Unless Apple is straight up lying about their technology and encryption methods used to secure iCloud and their hardware, the issue of a public standoff is moot, because Apple couldn't help them if they wanted to. And while perhaps it's possible that Apple would lie to consumers to please US law enforcement, it's a bit of a stretch to say that because there haven't been any high-profile cases where law enforcement tries to force Apple to give up what they don't have, that this must be evidence that they're in cahoots.

bigyabai an hour ago | parent [-]

> Unless Apple is straight up lying about their technology and encryption methods

Which, to be clear, is perfectly possible. Apple has denied the existence of a deliberately backdoored system at least once before: https://arstechnica.com/tech-policy/2023/12/apple-admits-to-...
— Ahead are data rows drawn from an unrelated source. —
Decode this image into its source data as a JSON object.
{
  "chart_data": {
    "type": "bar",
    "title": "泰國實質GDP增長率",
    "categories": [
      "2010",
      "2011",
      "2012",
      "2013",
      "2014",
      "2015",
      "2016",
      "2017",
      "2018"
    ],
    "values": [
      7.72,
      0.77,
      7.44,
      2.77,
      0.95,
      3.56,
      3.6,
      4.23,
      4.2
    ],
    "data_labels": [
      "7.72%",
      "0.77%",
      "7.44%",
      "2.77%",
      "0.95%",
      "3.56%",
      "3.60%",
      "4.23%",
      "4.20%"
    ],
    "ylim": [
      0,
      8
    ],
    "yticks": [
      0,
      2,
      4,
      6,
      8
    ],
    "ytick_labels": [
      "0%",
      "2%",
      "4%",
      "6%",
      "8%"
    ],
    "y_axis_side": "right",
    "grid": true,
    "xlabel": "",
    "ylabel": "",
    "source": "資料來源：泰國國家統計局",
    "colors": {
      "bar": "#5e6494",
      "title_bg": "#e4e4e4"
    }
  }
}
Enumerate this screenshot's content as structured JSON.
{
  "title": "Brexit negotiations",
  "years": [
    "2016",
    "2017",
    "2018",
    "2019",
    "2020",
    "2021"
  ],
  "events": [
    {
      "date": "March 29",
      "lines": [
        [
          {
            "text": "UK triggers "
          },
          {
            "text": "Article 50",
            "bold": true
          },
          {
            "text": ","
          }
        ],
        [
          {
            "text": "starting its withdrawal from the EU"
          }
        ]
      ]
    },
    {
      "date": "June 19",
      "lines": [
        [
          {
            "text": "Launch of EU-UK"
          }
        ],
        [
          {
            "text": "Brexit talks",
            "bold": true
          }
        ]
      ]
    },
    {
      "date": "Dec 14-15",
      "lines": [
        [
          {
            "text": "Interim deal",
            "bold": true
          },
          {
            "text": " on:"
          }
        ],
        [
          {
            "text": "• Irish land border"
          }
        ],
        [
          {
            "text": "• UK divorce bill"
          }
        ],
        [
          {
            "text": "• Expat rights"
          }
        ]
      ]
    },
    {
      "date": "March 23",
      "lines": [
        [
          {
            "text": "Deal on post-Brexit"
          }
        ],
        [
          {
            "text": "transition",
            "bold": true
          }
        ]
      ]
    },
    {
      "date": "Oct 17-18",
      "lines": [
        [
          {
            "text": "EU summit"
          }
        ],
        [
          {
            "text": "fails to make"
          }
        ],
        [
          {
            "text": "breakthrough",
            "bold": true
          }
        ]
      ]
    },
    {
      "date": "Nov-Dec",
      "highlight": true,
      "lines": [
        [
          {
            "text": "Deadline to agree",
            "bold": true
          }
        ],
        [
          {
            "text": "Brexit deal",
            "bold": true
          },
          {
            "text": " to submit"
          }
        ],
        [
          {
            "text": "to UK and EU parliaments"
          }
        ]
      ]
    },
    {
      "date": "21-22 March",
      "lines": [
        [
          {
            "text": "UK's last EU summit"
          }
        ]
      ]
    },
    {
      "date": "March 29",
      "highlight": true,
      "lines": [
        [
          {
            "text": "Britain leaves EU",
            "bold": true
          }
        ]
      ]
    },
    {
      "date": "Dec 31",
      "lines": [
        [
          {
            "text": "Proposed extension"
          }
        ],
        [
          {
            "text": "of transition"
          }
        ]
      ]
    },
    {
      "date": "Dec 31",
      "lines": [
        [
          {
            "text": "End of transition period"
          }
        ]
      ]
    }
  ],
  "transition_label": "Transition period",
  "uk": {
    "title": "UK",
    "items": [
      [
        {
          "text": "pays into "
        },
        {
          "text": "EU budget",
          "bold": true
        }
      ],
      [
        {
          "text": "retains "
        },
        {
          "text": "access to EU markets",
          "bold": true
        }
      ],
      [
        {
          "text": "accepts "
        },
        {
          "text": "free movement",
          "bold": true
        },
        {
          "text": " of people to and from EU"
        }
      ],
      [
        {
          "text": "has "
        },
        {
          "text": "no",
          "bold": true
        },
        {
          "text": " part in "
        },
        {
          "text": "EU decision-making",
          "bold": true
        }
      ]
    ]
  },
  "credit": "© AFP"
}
  Apple has since confirmed in a statement provided to Ars that the US federal government “prohibited” the company “from sharing any information,” but now that Wyden has outed the feds, Apple has updated its transparency reporting and will “detail these kinds of requests” in a separate section on push notifications in its next report.
Who knows what else they're hiding, if we only found out about this scheme in 2023.